IPv6 does not implement the ARP that is used in IPv4. Instead, IPv6 implements the ND protocol described in RFC 2461. Hosts use ND to implement plug-and-play functions that discover all other nodes in the same link, check for duplicate addresses, and find routers in the link. The protocol also searches for alternative routers if the primary fails.
The IPv6 ND protocol performs the following functions:
■ Address autoconfiguration—The host can determine its full IPv6 address without the use of DHCP.
■ Duplicate address detection—The host can determine whether the address it will use is already in use on the network.
■ Prefix discovery—The host finds out the link's IPv6 prefix.
■ Parameter discovery—The host finds out the link's MTU and hop count.
■ Address resolution—The host can determine the MAC address of other nodes without the use of ARP.
■ Router discovery—The host finds local routers without the use of DHCP.
■ Next-hop determination—The host can determine a destination's next hop.
■ Neighbor unreachability detection—The host can determine whether a neighbor is no longer reachable.
■ Redirect—The host can tell another host if a preferred next hop exists to reach a particular destination.
IPv6 ND uses ICMPv6 to implement some of its functions. These ICMPv6 messages are
■ Router Advertisement (RA)—Sent by routers to advertise their presence and link-specific parameters.
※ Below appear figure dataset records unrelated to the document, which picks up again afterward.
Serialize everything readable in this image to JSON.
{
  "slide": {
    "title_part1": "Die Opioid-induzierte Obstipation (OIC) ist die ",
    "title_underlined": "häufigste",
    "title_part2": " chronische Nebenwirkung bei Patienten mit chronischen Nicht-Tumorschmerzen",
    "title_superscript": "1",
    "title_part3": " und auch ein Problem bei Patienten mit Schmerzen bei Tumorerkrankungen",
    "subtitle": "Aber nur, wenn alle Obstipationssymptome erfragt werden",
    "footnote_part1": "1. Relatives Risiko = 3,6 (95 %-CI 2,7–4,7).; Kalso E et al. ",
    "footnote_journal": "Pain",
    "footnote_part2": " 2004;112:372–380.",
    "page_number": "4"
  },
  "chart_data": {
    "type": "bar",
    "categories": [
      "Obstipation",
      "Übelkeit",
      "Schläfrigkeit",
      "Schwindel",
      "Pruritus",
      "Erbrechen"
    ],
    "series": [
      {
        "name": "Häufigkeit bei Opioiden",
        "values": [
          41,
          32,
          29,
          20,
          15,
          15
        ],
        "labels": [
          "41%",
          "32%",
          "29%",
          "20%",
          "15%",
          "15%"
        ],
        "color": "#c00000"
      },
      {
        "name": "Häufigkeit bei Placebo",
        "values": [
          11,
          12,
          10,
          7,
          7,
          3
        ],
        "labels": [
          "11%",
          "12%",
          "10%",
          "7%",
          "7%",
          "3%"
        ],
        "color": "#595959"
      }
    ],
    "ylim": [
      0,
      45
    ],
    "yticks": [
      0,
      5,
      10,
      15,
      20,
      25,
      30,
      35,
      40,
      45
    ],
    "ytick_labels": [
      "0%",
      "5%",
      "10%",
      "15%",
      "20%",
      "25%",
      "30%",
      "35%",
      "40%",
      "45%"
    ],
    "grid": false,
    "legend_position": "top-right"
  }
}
■ Router Solicitation (RS)—Sent by hosts to request RA from local routers.
■ Neighbor Solicitation (NS)—Sent by hosts to request link layer addresses of other hosts. Also used for duplicate address detection.
■ Neighbor Advertisement (NA)—Sent by hosts in response to an NS.
■ Redirect—Sent to a host to notify it of a better next hop to a destination.
The link address resolution process uses Neighbor Solicitation (NS) messages to obtain a neighbor's link layer address. Nodes respond with a Neighbor Advertisement (NA) message that contains the link layer address.